No one is justified by works. Everyone is justified—made right with the judge, God the Father—by faith, and faith itself is a gift from God.
What the super apostles were trying to do was syncretise Judaism and Christianity, taking a bit of this, and a bit of that, and mixing them together to make something new and improved. Paul throughout this letter has gone through great lengths to show how ridiculous it is. He does this by first contrasting the law and the promise, then by contrasting someone who receives an inheritance either by birth or by an adoption, verses someone who is outside the family, and cannot claim anything—no matter how hard they try to prove themselves worthy.
Chapter 4 ended with this sentence: “So, brothers, we are not children of the slave but of the free woman.”
Chapter 5 begins with, “For freedom Christ has set us free; stand firm therefore, and do not submit again to a yoke of slavery.” In Christ, we are set free. We are set free from sin. We are set free from justification through the law, we are set free from the tyranny of the devil, we are set free from guilt and shame, we are set free from ourselves—and that’s the focus of this chapter.
Recently, I started listening to a very good book called “How People Grow: What the Bible Reveals about Personal Growth” by Henry Cloud and and John Townsend. At the beginning of the book, they accurately describe the human condition: instead of following God’s way, Adam and Eve desired to be: the creator, the judge, the ruler, the saviour, etc. Ever since then, we’ve desired to place ourselves in God’s place.
What the super apostles were claiming was, “You can do something to save yourself. You must do something to earn your freedom: you need to be circumcised, you need t honour these other Jewish laws and practices.”
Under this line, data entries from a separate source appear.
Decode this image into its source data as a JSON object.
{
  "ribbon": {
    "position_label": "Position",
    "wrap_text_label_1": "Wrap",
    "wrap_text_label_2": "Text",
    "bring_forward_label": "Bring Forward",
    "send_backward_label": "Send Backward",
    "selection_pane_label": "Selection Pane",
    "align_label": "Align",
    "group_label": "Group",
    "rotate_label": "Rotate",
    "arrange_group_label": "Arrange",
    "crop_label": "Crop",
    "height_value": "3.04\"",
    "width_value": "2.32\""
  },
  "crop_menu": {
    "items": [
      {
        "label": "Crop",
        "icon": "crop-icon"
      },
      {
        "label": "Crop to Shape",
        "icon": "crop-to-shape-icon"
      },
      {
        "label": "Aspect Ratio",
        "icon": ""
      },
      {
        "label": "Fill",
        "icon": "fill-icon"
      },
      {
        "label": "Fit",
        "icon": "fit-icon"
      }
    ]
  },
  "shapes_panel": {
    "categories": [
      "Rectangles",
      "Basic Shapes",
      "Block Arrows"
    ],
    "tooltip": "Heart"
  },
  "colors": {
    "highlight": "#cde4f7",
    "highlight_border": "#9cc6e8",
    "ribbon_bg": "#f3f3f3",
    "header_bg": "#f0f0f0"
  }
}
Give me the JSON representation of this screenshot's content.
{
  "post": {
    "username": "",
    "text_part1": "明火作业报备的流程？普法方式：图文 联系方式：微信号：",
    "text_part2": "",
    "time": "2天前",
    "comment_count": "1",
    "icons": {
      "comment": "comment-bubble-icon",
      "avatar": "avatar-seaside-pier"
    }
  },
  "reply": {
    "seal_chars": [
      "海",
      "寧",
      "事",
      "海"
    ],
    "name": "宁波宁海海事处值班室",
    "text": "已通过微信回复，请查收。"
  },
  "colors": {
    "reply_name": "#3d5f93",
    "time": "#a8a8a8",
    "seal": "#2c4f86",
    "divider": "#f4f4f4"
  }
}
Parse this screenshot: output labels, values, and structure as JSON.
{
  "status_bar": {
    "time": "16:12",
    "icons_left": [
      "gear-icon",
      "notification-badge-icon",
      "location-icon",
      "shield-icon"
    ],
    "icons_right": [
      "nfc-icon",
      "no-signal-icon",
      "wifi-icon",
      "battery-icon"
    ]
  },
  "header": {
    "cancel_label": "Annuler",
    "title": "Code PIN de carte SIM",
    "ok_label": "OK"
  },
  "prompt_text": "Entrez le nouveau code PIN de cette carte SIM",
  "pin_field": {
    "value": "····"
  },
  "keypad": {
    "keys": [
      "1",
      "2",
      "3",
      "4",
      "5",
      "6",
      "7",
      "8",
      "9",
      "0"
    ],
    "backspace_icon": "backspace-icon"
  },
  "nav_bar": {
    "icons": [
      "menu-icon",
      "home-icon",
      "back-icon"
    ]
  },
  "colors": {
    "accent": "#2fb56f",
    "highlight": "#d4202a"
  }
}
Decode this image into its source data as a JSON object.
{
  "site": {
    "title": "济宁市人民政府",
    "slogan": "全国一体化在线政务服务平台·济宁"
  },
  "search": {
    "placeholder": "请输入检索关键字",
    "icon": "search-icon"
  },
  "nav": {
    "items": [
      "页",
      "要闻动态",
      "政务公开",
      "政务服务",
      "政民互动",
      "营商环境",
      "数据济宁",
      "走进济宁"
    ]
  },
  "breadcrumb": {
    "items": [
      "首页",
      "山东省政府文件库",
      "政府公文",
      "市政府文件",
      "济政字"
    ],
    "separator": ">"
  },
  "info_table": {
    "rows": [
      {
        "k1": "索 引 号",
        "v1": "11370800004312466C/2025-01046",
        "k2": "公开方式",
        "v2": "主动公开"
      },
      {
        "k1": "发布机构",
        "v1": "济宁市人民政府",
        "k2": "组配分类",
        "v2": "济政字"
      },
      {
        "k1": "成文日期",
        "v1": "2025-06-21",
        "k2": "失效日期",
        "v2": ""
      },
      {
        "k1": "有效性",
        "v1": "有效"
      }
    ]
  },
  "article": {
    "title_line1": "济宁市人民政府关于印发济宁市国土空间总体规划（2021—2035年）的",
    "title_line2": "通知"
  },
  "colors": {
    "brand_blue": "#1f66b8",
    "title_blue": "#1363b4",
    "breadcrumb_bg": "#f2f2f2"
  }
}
But that is a message that is completely contrary to the message of Jesus, “For freedom Christ has set us free.” Observing laws and customs in order to make oneself free does not lead to freedom. If you take on one part of the law in order to save yourself, you must then keep all of it. The very reason Jesus came to save us is because we could not keep even one part of it! So, if we go down that route, the only result will be failure.
The only thing that brings freedom from sin is faith working through love: God’s love in first coming to us, saving us, setting us free, giving us the gift of faith, as it says in Ephesians, it is by grace you have been saved through faith—and this is not of yourselves, lest anyone would boast in themselves (Eph. 2:8-9).
Those who are preaching circumcision, or any other thing in addition to Jesus, they are in grave danger. Paul rightly points out, if I’m supposedly preaching what they are claiming to preach, why are they persecuting me, why are they impuning my character? No, these false teachers are doing nothing more than causing you strife. I wish those who are unsettling you, those who are calling you to question your salvation would just finish the job—don’t just cut off the tip, take off the whole thing!
Jesus calls us to freedom, real freedom. Freedom from trying to be the judge, the creator, the ruler, the saviour. Freedom to receive from our loving Father, real, full, amazing life. Freedom from loving oneself first, freedom to love others as ourselves. But the opposite of freedom in Christ is biting and devouring one another, consuming one another. That’s what the Galatian church was in danger of becoming. That’s a danger in any congregation, even Maranatha’s, it might already be here.
Paul concludes this chapter with a contrast: life according to the flesh, or sinful desires, and life according to the Spirit.
Our default condition, born as we all are into sin—guilty as we all are of inherited sin, as well as the sins we all have committed, and continue to commit—our default condition is sin which is when we make much of ourselves. Our default condition is self-centredness. Look at Paul’s list of the works of the flesh: sexual immorality, impurity, sensuality, idolatry, sorcery, enmity, strife, jealousy, fits of anger, rivalries, dissensions, divisions, envy, drunkeness, orgies and things like these. All of this list is a result of putting oneself first. All of these things reflect putting one’s desires ahead of all others. It is epitomised in narcissism. We are living in what is quite possibly the most narcissistic, self centred time in all of history.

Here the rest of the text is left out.